WiktionaryZ language codes

David Starner prosfilaes at gmail.com
Mon Nov 13 15:36:06 CET 2006

On 11/13/06, Gerard Meijssen <gerardm at wiktionaryz.org> wrote:
> A record indicating a
> language, dialect or orthography is added to a table and it includes the
> Wikimedia Foundation code and the ISO-639-3 code. We do distinguish
> American and British English from English and use codes like eng-US. It
> is obvious that we can add a column in this language table and have your
> code in there as well.

eng-US is not a ISO-639-3 code.It's not a valid code in any system I'm
familiar with. You're far better off using RFC 4646 codes and
including ISO-639-3 codes as private use codes; x-639-3-whatever (or
however you want to do it, as long as the x- is at the start), or the
macrolanguage or collective language from 639-1 or 639-2 followed by

> The ISO-639-3 codes is the biggest list of languages that have some form
> of recognition. It is therefore our best option to adopt this for our
> initial list of languages. There are issues with several of these codes
> but it allows for an operational start.
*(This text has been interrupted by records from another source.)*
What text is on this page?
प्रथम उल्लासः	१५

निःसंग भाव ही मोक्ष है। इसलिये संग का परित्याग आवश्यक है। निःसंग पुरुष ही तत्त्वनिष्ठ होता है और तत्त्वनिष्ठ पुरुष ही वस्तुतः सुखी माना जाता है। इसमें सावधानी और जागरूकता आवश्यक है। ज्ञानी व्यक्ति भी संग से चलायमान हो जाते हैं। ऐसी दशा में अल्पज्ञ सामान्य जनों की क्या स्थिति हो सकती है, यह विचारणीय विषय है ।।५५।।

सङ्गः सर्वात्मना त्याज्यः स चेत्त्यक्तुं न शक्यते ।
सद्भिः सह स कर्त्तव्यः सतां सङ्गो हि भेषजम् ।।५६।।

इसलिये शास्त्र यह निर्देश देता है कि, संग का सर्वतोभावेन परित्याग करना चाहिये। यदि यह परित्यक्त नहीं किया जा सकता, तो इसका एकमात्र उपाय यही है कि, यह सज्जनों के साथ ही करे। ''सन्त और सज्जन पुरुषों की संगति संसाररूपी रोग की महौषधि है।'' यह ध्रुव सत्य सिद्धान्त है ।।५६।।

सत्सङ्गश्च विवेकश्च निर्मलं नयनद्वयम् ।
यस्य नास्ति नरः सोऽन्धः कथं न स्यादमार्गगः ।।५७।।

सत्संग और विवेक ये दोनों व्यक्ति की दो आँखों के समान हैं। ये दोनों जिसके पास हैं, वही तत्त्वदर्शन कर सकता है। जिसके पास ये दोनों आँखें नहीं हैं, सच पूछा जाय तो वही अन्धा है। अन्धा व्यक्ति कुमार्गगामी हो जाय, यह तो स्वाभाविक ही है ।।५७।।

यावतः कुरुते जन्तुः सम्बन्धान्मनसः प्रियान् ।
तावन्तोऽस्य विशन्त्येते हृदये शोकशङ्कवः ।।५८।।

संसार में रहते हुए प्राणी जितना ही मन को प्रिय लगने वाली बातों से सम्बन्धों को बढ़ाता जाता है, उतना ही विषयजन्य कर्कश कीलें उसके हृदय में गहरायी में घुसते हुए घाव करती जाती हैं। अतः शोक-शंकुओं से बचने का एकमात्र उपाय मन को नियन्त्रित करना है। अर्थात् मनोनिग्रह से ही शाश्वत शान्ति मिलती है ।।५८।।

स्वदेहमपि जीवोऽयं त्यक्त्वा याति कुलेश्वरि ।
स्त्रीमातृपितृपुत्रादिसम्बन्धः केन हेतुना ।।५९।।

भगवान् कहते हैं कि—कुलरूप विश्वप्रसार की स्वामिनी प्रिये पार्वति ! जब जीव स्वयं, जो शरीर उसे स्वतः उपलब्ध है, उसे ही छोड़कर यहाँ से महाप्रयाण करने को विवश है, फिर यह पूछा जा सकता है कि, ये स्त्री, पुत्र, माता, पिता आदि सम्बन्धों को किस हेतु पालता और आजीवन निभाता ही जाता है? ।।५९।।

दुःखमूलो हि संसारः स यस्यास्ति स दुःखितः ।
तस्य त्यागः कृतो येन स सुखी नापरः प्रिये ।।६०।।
It also has in Ethnologue a
> maintainer that earned its reputation as an organisation with a strong
> interest in linguistics.

Two issues: first, SIL is involved in modern languages. I don't
_believe_ there's a single language extinct for more than a couple
centuries in ISO-639-3 that's not in ISO-639-2. Secondly, SIL is
notorious for considering as multiple languages what other
organizations consider one. That's not always a good thing.

> A "simple" single code allows people to find
> their language. It also helps us to force people to understand that
> WiktionaryZ does not have zh or zho and that we consequently do not
> accept words to be registered in that way.

There's no such thing as a simple single code. You've taken a simple
single code away from Chinese and Arabic. I also feel that pointing to
ISO-639-3 for the reason you don't have a code for Chinese or Arabic
to be a cop-out; if you don't want to consider Chinese and Arabic one
language for the purpose of your dictionary, that's your responsiblity
to justify. I also think that any attempt to go head-first against the
thousand years of culture that have pushed Chinese and Arabic as
unified languages, no matter what the reality, is going to fail. You
have to give the users what they want, and frankly any attempt to
force lingustic correctness down the throats of the people who
actually use the language strikes me as a bit rude and imperalistic.

>  For the others (including dialects) we would like to know if
> they have been recognised. And if not, what it takes to get what you
> would consider appropriate codes. I am not sure what ISO ? standard
> would deal with dialects.
> Many languages like the Dutch language, have regular changes to the
> official orthography. For the Dutch language this happens every ten
> years. It is imho important to be able to tag text and words correctly
> to the orthography used. Only indicating something as Dutch is
> minimalistic and prevents the use of content for other purposes. It is
> not clear to me how you deal with this. It would not be surprised when
> this needs to be part of a standard too.

There is no standard that will solve these problems completely, and
never will be. Dialects are even more unstandardized than languages,
and very few languages have only one orthography, and many of the
changes are unstandardized and unnamed. They also tend to exist on
continuums in both time and space, making any definition arbitrary. If
a dialect or orthograpy is important to you, it can be registered on
this list or used with a private use code.